Stevia rebaudiana, a South American plant normally used as a natural herbal sweetener, has been suggested as exerting beneficial effects on human health, including as an antihypertensive and antihyperglycemic. The present experiment was undertaken to evaluate the renal excretion of steviol, the aglycone of several natural products extracted from the leaves of S. rebaudiana, and to clarify the actual participation of this compound on the renal excretion of glucose in rats, which has been previously suggested as the preferential action of steviol on the Na+-glucose renal tubular transport system. Steviol was obtained by enzymatic hydrolysis of stevioside with pectinase. Thirty normal male Wistar rats weighing 345 g were used. After a control period, steviol was infused iv at three doses (0.5, 1.0 and 3.0 mg.kg-1/h), according to classical clearance techniques. During all the experiments no significant changes in inulin clearance (Cin) and p-aminohipuric acid clearance (C PAH) were observed. Administration of steviol resulted in a statistically significant increase in the fractional sodium excretion (FeNa+), fractional potassium excretion (FeK+), urinary flow as percent of glomerular filtration rate (V/GFR) and glucose clearance (C G) when compared to controls, but these effects were absent with the dose of 0.5 mg.kg-1/h. The steviol clearance (C S) was higher than the Cin and lower than the C PAH at all the doses employed in this study. The data suggest that steviol is secreted by renal tubular epithelium, causing diuresis, natriuresis, kaliuresis and a fall in renal tubular reabsorption of glucose.

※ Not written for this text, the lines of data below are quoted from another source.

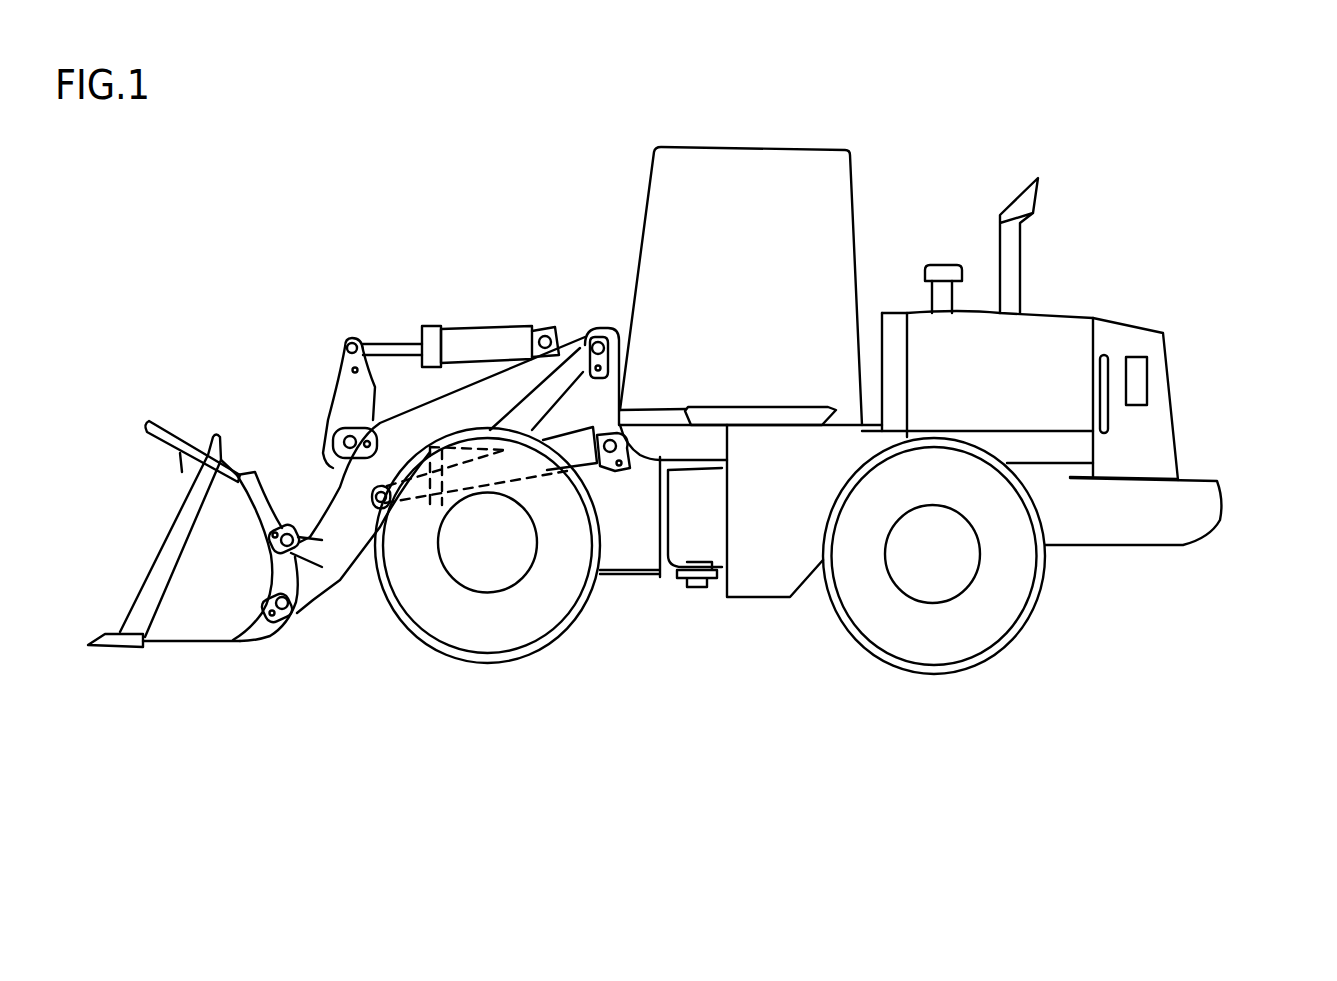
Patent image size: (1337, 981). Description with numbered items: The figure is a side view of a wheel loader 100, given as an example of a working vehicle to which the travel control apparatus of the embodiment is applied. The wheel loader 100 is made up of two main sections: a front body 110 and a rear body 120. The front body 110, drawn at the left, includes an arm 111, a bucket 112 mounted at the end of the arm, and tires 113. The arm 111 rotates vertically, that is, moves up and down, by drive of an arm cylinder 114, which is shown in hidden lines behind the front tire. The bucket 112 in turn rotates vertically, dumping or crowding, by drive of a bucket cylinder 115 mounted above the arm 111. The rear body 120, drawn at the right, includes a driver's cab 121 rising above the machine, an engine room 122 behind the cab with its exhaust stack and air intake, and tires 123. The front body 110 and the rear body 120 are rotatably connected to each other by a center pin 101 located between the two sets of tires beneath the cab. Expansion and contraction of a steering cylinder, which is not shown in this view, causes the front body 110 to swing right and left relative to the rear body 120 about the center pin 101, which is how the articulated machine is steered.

The wheel loader 100 is at (1120, 591).
The center pin 101 is at (700, 588).
The front body 110 is at (583, 367).
The arm 111 is at (322, 507).
The bucket 112 is at (185, 447).
The tires 113 is at (474, 624).
The arm cylinder 114 is at (436, 505).
The bucket cylinder 115 is at (478, 325).
The rear body 120 is at (1195, 502).
The driver's cab 121 is at (697, 168).
The engine room 122 is at (1076, 336).
The tires 123 is at (954, 640).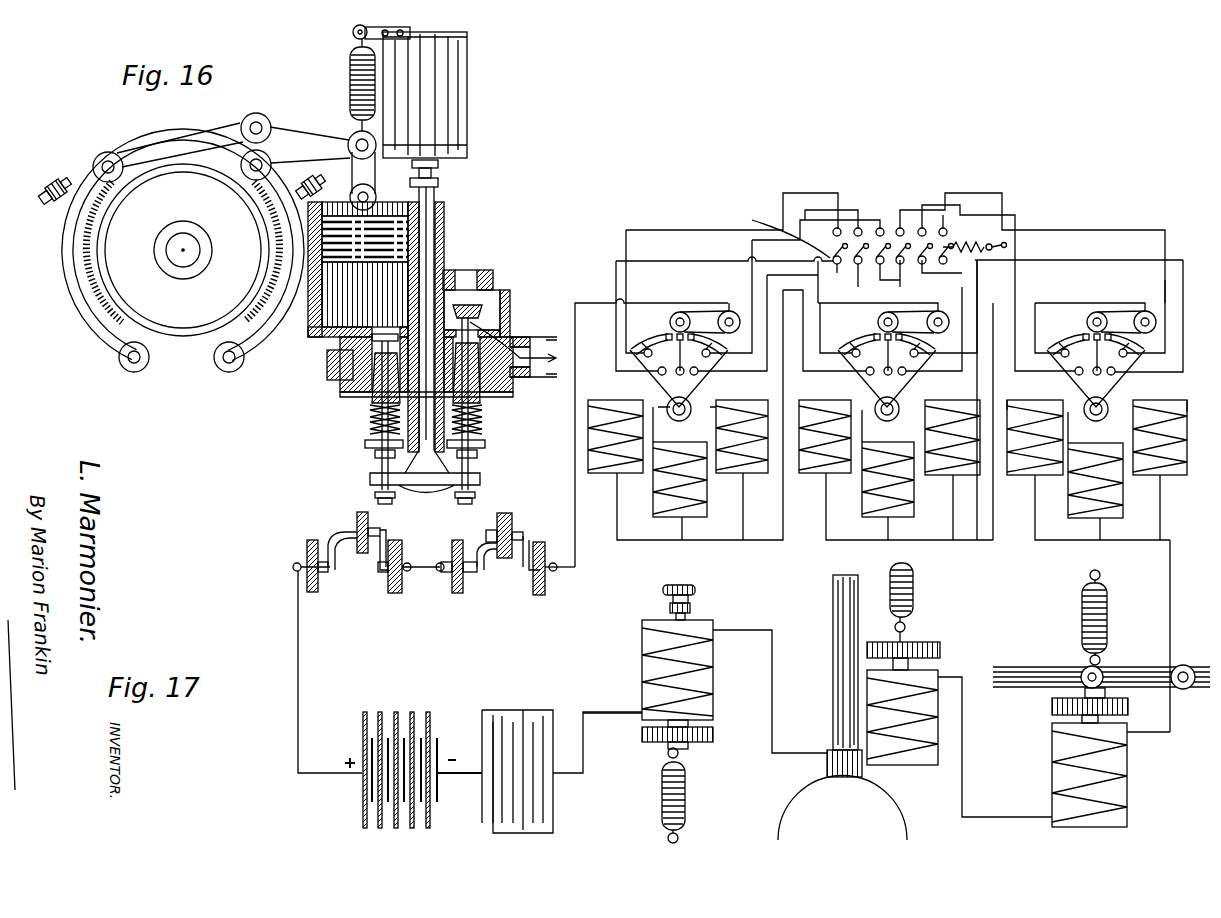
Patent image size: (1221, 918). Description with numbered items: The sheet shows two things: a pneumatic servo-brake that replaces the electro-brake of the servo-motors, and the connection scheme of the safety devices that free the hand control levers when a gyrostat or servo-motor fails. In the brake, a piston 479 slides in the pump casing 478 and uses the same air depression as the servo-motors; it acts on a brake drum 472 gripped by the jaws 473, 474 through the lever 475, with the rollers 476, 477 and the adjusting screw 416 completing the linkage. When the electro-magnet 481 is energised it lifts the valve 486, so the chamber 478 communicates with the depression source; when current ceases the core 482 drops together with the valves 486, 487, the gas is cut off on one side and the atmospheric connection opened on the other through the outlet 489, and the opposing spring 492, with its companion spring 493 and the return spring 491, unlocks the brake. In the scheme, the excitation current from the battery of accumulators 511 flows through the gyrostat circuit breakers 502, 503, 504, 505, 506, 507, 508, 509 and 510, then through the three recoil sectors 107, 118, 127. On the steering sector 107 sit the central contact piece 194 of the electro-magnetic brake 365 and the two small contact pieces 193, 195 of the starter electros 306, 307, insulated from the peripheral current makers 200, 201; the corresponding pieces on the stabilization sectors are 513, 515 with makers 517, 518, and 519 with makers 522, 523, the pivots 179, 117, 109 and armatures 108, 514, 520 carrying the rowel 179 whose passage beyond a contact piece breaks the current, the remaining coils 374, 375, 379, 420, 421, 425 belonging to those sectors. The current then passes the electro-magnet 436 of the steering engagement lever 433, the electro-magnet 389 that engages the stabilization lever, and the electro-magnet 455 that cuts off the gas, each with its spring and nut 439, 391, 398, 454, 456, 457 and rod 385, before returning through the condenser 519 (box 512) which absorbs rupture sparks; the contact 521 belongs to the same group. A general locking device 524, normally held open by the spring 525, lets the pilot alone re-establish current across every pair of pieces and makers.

In FIG. 16, the adjusting screw 416 is at (55, 190).
In FIG. 16, the lever 475 is at (268, 135).
In FIG. 16, the roller 477 is at (305, 178).
In FIG. 16, the piston 479 is at (300, 230).
In FIG. 16, the pump casing 478 is at (300, 292).
In FIG. 16, the jaw 473 is at (92, 312).
In FIG. 16, the brake drum 472 is at (150, 318).
In FIG. 16, the jaw 474 is at (246, 346).
In FIG. 16, the roller 476 is at (62, 175).
In FIG. 16, the spring 491 is at (350, 72).
In FIG. 16, the electro-magnet 481 is at (468, 68).
In FIG. 16, the core 482 is at (468, 146).
In FIG. 16, the valve 486 is at (490, 278).
In FIG. 16, the outlet pipe 489 is at (545, 377).
In FIG. 16, the valve 487 is at (340, 385).
In FIG. 16, the opposing spring 492 is at (368, 430).
In FIG. 16, the valve spring 493 is at (486, 432).
In FIG. 17, the recoil sector 107 is at (618, 330).
In FIG. 17, the rowel 179 is at (675, 312).
In FIG. 17, the armature 108 is at (705, 312).
In FIG. 17, the central contact piece 194 is at (660, 364).
In FIG. 17, the contact piece 195 is at (702, 366).
In FIG. 17, the contact piece 193 is at (648, 360).
In FIG. 17, the current maker 200 is at (820, 188).
In FIG. 17, the current maker 201 is at (852, 206).
In FIG. 17, the armature 117 is at (904, 318).
In FIG. 17, the contact sector 514 is at (868, 374).
In FIG. 17, the contact piece 513 is at (838, 362).
In FIG. 17, the current maker 517 is at (879, 226).
In FIG. 17, the current maker 518 is at (908, 208).
In FIG. 17, the recoil sector 118 is at (950, 364).
In FIG. 17, the contact piece 515 is at (931, 275).
In FIG. 17, the condenser 519 is at (992, 310).
In FIG. 17, the current maker 522 is at (935, 204).
In FIG. 17, the current maker 523 is at (985, 205).
In FIG. 17, the general locking device 524 is at (790, 231).
In FIG. 17, the spring 525 is at (1000, 240).
In FIG. 17, the contact 521 is at (1090, 260).
In FIG. 17, the armature 109 is at (1120, 316).
In FIG. 17, the contact 520 is at (1076, 375).
In FIG. 17, the recoil sector 127 is at (1183, 372).
In FIG. 17, the electro 306 is at (605, 460).
In FIG. 17, the electro-magnetic brake 365 is at (685, 490).
In FIG. 17, the electro 307 is at (754, 472).
In FIG. 17, the coil 374 is at (820, 478).
In FIG. 17, the coil / dome 379 is at (866, 508).
In FIG. 17, the coil 375 is at (948, 480).
In FIG. 17, the coil 420 is at (1030, 470).
In FIG. 17, the coil 425 is at (1090, 510).
In FIG. 17, the coil 421 is at (1172, 470).
In FIG. 17, the circuit breaker 502 is at (300, 565).
In FIG. 17, the circuit breaker 503 is at (340, 544).
In FIG. 17, the circuit breaker 504 is at (370, 530).
In FIG. 17, the circuit breaker 505 is at (380, 560).
In FIG. 17, the circuit breaker 506 is at (448, 560).
In FIG. 17, the circuit breaker 507 is at (488, 570).
In FIG. 17, the circuit breaker 508 is at (510, 522).
In FIG. 17, the circuit breaker 509 is at (530, 538).
In FIG. 17, the contact 510 is at (556, 572).
In FIG. 17, the battery of accumulators 511 is at (398, 712).
In FIG. 17, the condenser 512 is at (513, 710).
In FIG. 17, the knob 456 is at (696, 586).
In FIG. 17, the electro-magnet 455 is at (660, 668).
In FIG. 17, the nut 457 is at (712, 732).
In FIG. 17, the spring 454 is at (688, 786).
In FIG. 17, the rod 385 is at (833, 596).
In FIG. 17, the spring 398 is at (912, 592).
In FIG. 17, the nut 391 is at (940, 648).
In FIG. 17, the electro-magnet 389 is at (928, 730).
In FIG. 17, the spring 439 is at (1108, 622).
In FIG. 17, the steering engagement lever 433 is at (1040, 660).
In FIG. 17, the electro-magnet 436 is at (1060, 760).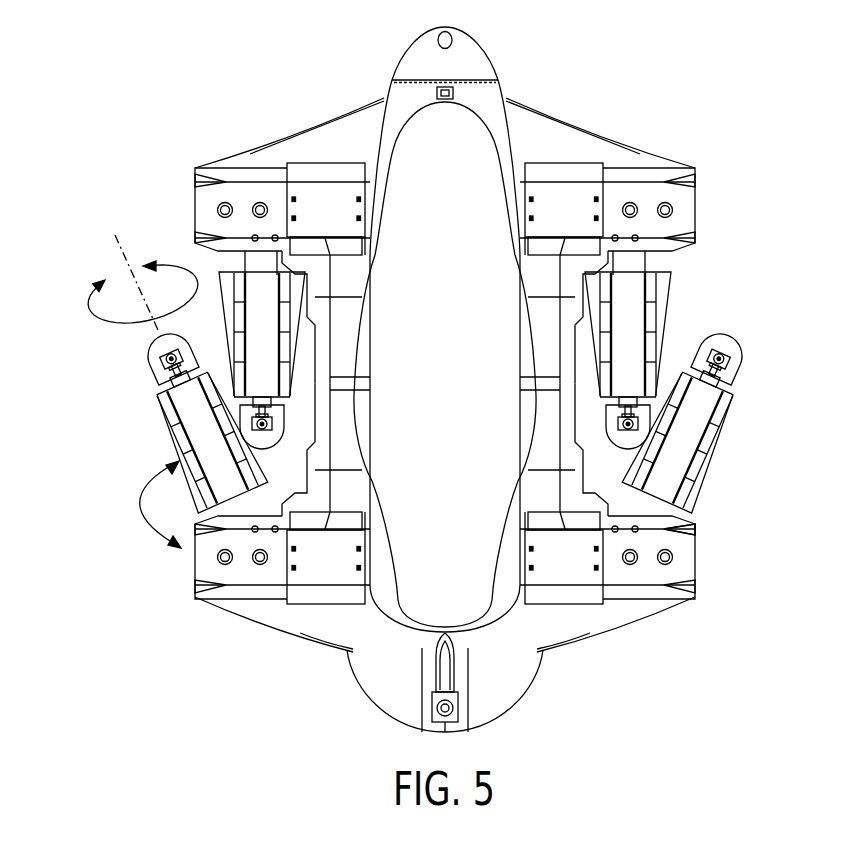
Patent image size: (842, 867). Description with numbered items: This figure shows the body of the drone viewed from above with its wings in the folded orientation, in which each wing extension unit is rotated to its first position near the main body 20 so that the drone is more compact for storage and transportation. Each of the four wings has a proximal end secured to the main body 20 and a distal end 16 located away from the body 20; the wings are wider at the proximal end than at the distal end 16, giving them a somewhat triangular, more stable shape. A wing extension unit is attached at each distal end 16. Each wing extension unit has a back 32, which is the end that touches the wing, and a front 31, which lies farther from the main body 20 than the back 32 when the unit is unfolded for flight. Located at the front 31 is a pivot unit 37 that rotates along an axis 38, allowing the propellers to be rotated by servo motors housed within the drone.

Stevia rebaudiana, uma planta da América do Sul usada como adoçante natural, parece exercer efeitos benéficos para a saúde humana, incluindo ação anti-hipertensiva e anti-hiperglicêmica. No presente trabalho objetivamos avaliar a excreção renal do esteviol, uma aglicona extraída das folhas de S. rebaudiana, e elucidar a participação deste composto na excreção renal de glicose em ratos, o qual foi sugerido agir no sistema de transporte tubular renal Na+-glicose. O esteviol foi obtido por hidrólise enzimática com pectinase. Foram usados 30 ratos Wistar machos e pesando 345 g. Após um período controle, o esteviol foi infundido iv em três doses (0,5, 1,0 e 3,0 mg.kg-1/h) de acordo com técnicas clássicas de clearance. Durante os experimentos não houve alterações significantes no clearance da inulina (Cin) e do ácido-aminohipúrico (C PAH). A administração de esteviol resultou em um aumento estatisticamente significante na excreção fracional de sódio (FeNa+) e potássio (FeK+ ), no fluxo urinário como porcentagem da taxa de filtração glomerular (V/GFR) e do clearance de glicose (C G) quando comparados aos animais controles, embora estes efeitos estivessem ausentes na dose de 0,5 mg.kg-1/h. O clearance de esteviol (C S) foi maior que o Cin e menor que o C PAH em todas as doses usadas nos experimentos. Os dados sugerem a secreção de esteviol pelo epitélio tubular renal, causando diurese, natriurese, caliurese e uma redução na reabsorção tubular renal de excreção de glicose.